The email provider also dedupes on the same key as a defense in depth, and the queue layer has its own short-window dedupe. Three layers, any one of which is sufficient.

Releasing Shopify holds

Each fulfillment-hold release is single-claimed before the Shopify API call. If another worker already claimed it, we skip; if the Shopify call fails after the claim, the claim is cleared so the next webhook tick can retry.

Refund webhooks

Refund deliveries are deduped on the webhook id, so Shopify's intermittent re-delivery of the same refund event can't be counted twice. For partial refunds (multiple genuinely distinct refund events on the same order), each one increments the running total on the split. Running total, not double-counting.

What happens if it goes wrong anyway

If you ever see evidence of doubled state (two Brightpearl Sales Orders with identical content, two emails to the same customer for the same split, doubled financial figures) that's a bug. Email hello@nohold.app with the order number; we'll trace and fix.

In practice we monitor for these signals (duplicate BP SO references, notification_log rows clustered on the same split_order_id with the same notification_type) and the rate is zero across all merchants.
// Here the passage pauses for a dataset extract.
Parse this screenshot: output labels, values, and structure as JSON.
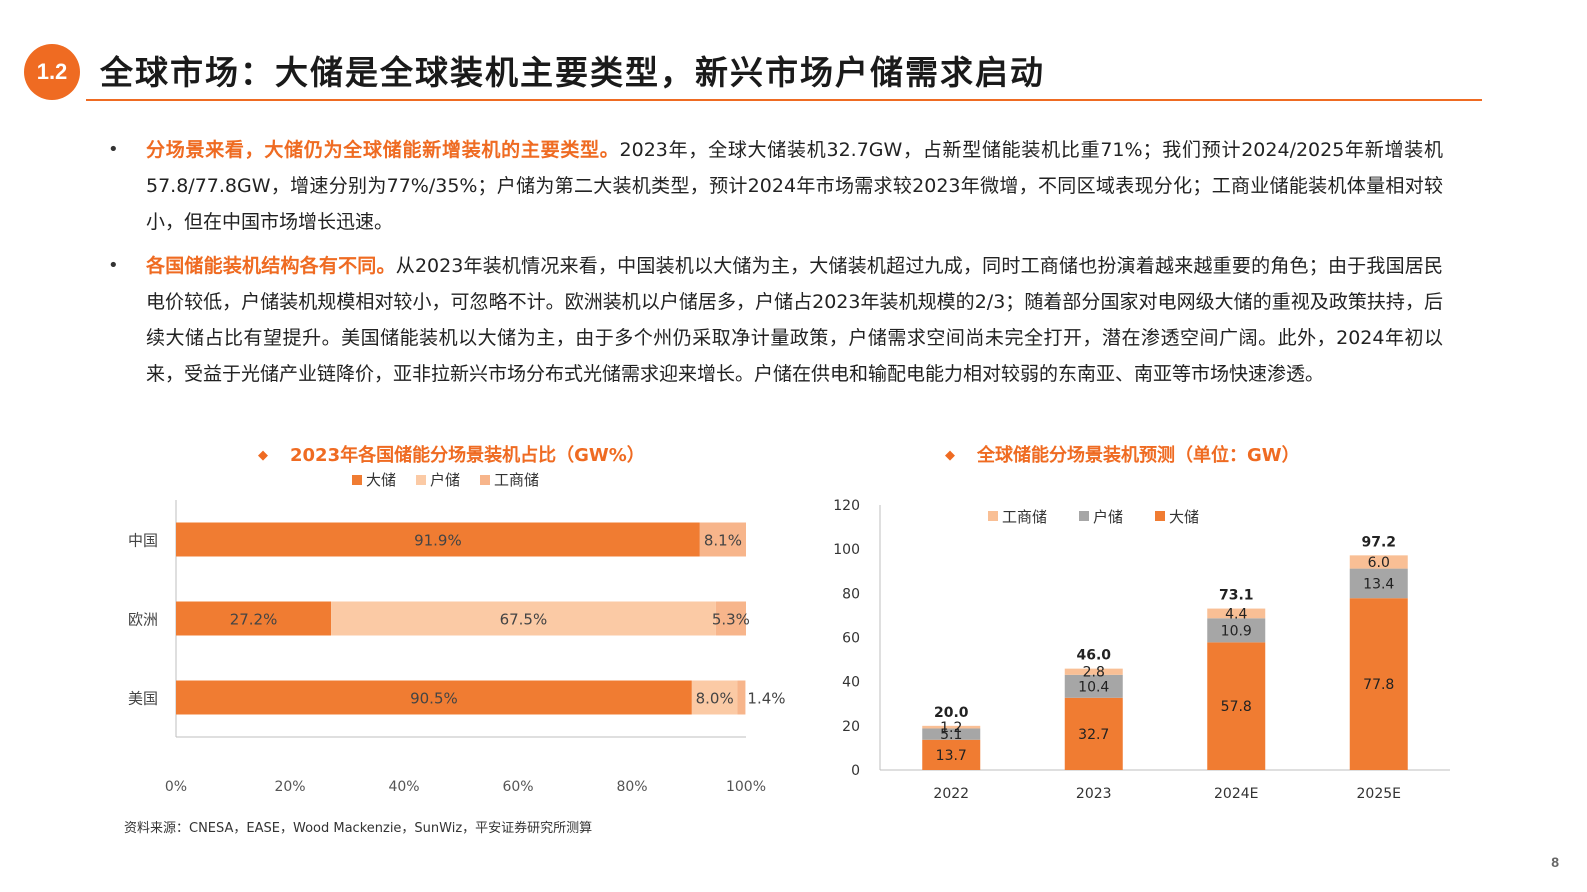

The architecture is correct; the implementation is tested.

Where this matters most

For deposit pre-orders. If a merchant has 1,000 customers with $500 deposits and the system double-fires an ok to fulfill signal, the merchant is on the hook for $500K of inventory commitment. The Release only when stock arrives AND Shopify reports paid rule is built on the same idempotency model: the gate is checked once, the release fires once, and Shopify's payment state has to genuinely be paid (not just appear to be) before the release is allowed.

This is why nohold's payments boundary is we never touch payments. The financial state we read is Shopify's, audited by Shopify. We act on it; we never set it.